- Official release poster
- Directed by: Ram Narayan
- Written by: Vasudeva Murthy
- Produced by: Satish Kumar; Rama Krishna Veerapaneni;
- Starring: Altaf Hasan; Lavanya Reddy;
- Cinematography: PS Manikarnan
- Edited by: Sagar Dadi
- Music by: Ram Narayan
- Production companies: Seven Hills; Mango Mass Media;
- Distributed by: ZEE5
- Release date: 14 May 2021;
- Running time: 136 minutes
- Country: India
- Language: Telugu

= Battala Ramaswamy Biopikku =

Battala Ramaswamy Biopikku is a 2021 Indian Telugu-language comedy drama film written by Vasudeva Murthy and directed by Ram Narayan. Produced by Satish Kumar and Rama Krishna Veerapaneni under the production house as Seven Hills and Mango Mass Media production. The film stars Altaf Hasan, Lavanya Reddy, Bhadram and Satvika Jay. The film released through direct-to-video on ZEE5 on 14 May 2021.

== Plot ==
Ramaswamy is a kind and a true gentleman with two ambitions: one is to have only a single wife just like Lord Rama and the second is to set up a saree business. Ramaswamy marries the love of his life Jayaprada who sells pearl jewellery. She helps Ramaswamy start his saree business by pawning her gold necklace.
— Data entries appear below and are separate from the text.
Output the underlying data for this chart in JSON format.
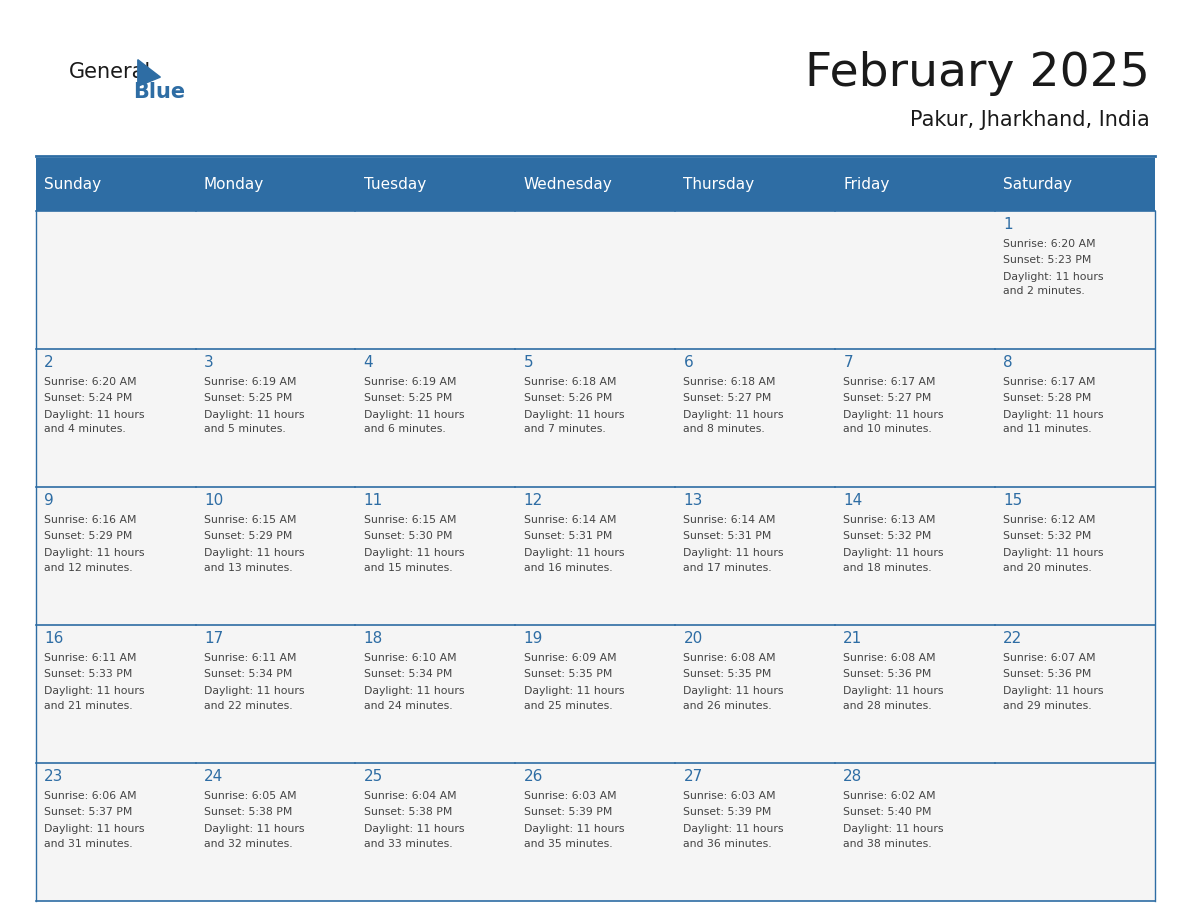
{
  "title": "February 2025",
  "subtitle": "Pakur, Jharkhand, India",
  "header_bg": "#2E6DA4",
  "header_text": "#FFFFFF",
  "days_of_week": [
    "Sunday",
    "Monday",
    "Tuesday",
    "Wednesday",
    "Thursday",
    "Friday",
    "Saturday"
  ],
  "border_color": "#2E6DA4",
  "day_number_color": "#2E6DA4",
  "text_color": "#444444",
  "title_color": "#1a1a1a",
  "cell_bg": "#F5F5F5",
  "logo_general_color": "#1a1a1a",
  "logo_blue_color": "#2E6DA4",
  "logo_triangle_color": "#2E6DA4",
  "calendar": [
    [
      null,
      null,
      null,
      null,
      null,
      null,
      {
        "day": 1,
        "sunrise": "6:20 AM",
        "sunset": "5:23 PM",
        "daylight": "11 hours and 2 minutes."
      }
    ],
    [
      {
        "day": 2,
        "sunrise": "6:20 AM",
        "sunset": "5:24 PM",
        "daylight": "11 hours and 4 minutes."
      },
      {
        "day": 3,
        "sunrise": "6:19 AM",
        "sunset": "5:25 PM",
        "daylight": "11 hours and 5 minutes."
      },
      {
        "day": 4,
        "sunrise": "6:19 AM",
        "sunset": "5:25 PM",
        "daylight": "11 hours and 6 minutes."
      },
      {
        "day": 5,
        "sunrise": "6:18 AM",
        "sunset": "5:26 PM",
        "daylight": "11 hours and 7 minutes."
      },
      {
        "day": 6,
        "sunrise": "6:18 AM",
        "sunset": "5:27 PM",
        "daylight": "11 hours and 8 minutes."
      },
      {
        "day": 7,
        "sunrise": "6:17 AM",
        "sunset": "5:27 PM",
        "daylight": "11 hours and 10 minutes."
      },
      {
        "day": 8,
        "sunrise": "6:17 AM",
        "sunset": "5:28 PM",
        "daylight": "11 hours and 11 minutes."
      }
    ],
    [
      {
        "day": 9,
        "sunrise": "6:16 AM",
        "sunset": "5:29 PM",
        "daylight": "11 hours and 12 minutes."
      },
      {
        "day": 10,
        "sunrise": "6:15 AM",
        "sunset": "5:29 PM",
        "daylight": "11 hours and 13 minutes."
      },
      {
        "day": 11,
        "sunrise": "6:15 AM",
        "sunset": "5:30 PM",
        "daylight": "11 hours and 15 minutes."
      },
      {
        "day": 12,
        "sunrise": "6:14 AM",
        "sunset": "5:31 PM",
        "daylight": "11 hours and 16 minutes."
      },
      {
        "day": 13,
        "sunrise": "6:14 AM",
        "sunset": "5:31 PM",
        "daylight": "11 hours and 17 minutes."
      },
      {
        "day": 14,
        "sunrise": "6:13 AM",
        "sunset": "5:32 PM",
        "daylight": "11 hours and 18 minutes."
      },
      {
        "day": 15,
        "sunrise": "6:12 AM",
        "sunset": "5:32 PM",
        "daylight": "11 hours and 20 minutes."
      }
    ],
    [
      {
        "day": 16,
        "sunrise": "6:11 AM",
        "sunset": "5:33 PM",
        "daylight": "11 hours and 21 minutes."
      },
      {
        "day": 17,
        "sunrise": "6:11 AM",
        "sunset": "5:34 PM",
        "daylight": "11 hours and 22 minutes."
      },
      {
        "day": 18,
        "sunrise": "6:10 AM",
        "sunset": "5:34 PM",
        "daylight": "11 hours and 24 minutes."
      },
      {
        "day": 19,
        "sunrise": "6:09 AM",
        "sunset": "5:35 PM",
        "daylight": "11 hours and 25 minutes."
      },
      {
        "day": 20,
        "sunrise": "6:08 AM",
        "sunset": "5:35 PM",
        "daylight": "11 hours and 26 minutes."
      },
      {
        "day": 21,
        "sunrise": "6:08 AM",
        "sunset": "5:36 PM",
        "daylight": "11 hours and 28 minutes."
      },
      {
        "day": 22,
        "sunrise": "6:07 AM",
        "sunset": "5:36 PM",
        "daylight": "11 hours and 29 minutes."
      }
    ],
    [
      {
        "day": 23,
        "sunrise": "6:06 AM",
        "sunset": "5:37 PM",
        "daylight": "11 hours and 31 minutes."
      },
      {
        "day": 24,
        "sunrise": "6:05 AM",
        "sunset": "5:38 PM",
        "daylight": "11 hours and 32 minutes."
      },
      {
        "day": 25,
        "sunrise": "6:04 AM",
        "sunset": "5:38 PM",
        "daylight": "11 hours and 33 minutes."
      },
      {
        "day": 26,
        "sunrise": "6:03 AM",
        "sunset": "5:39 PM",
        "daylight": "11 hours and 35 minutes."
      },
      {
        "day": 27,
        "sunrise": "6:03 AM",
        "sunset": "5:39 PM",
        "daylight": "11 hours and 36 minutes."
      },
      {
        "day": 28,
        "sunrise": "6:02 AM",
        "sunset": "5:40 PM",
        "daylight": "11 hours and 38 minutes."
      },
      null
    ]
  ]
}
Due to unavoidable situations, Ramaswamy marries two other women Jayasudha & Sridevi. Ramaswamy then faces many problems due to differences among his three wives and the debts left behind by his father.

== Cast ==

- Altaf Hasan as Battala Ramaswami
- Shanthi Rao as Jayaprada
- Lavanya Reddy as Jayasudha
- Satvika Jay as Sridevi
- Bhadram as Kasta Anarkali Baba; friend
- Siri Chandana

== Production ==
Principal photography of the film ended in December 2020. The filmmaker released its teaser in February 2021 along with lyrical and video songs. The film was announced on 4 May 2021 by releasing a teaser.

== Release ==
Due to the COVID-19 situation and later its full-length movie leak, the filmmaker has decided to release the film digitally. It was released on ZEE5 on 14 May 2021.

== Reception ==
Murali Krishna CH of Cinema Express gave 1.5 of 5 stars stating that this supposed 'biopic' leaves you yawning. The Times of India critic Sravan Vanaparthy rated the film 2/5, writing "Battala Ramaswamy Biopokku has a story that’s outdated and the execution tests one’s patience. It also faces issues with continuity, direction and screenplay." Rentala Jayadeva in his review for Sakshi appreciated the lead actor's performance while criticizing the screenplay and pacing in the second-half.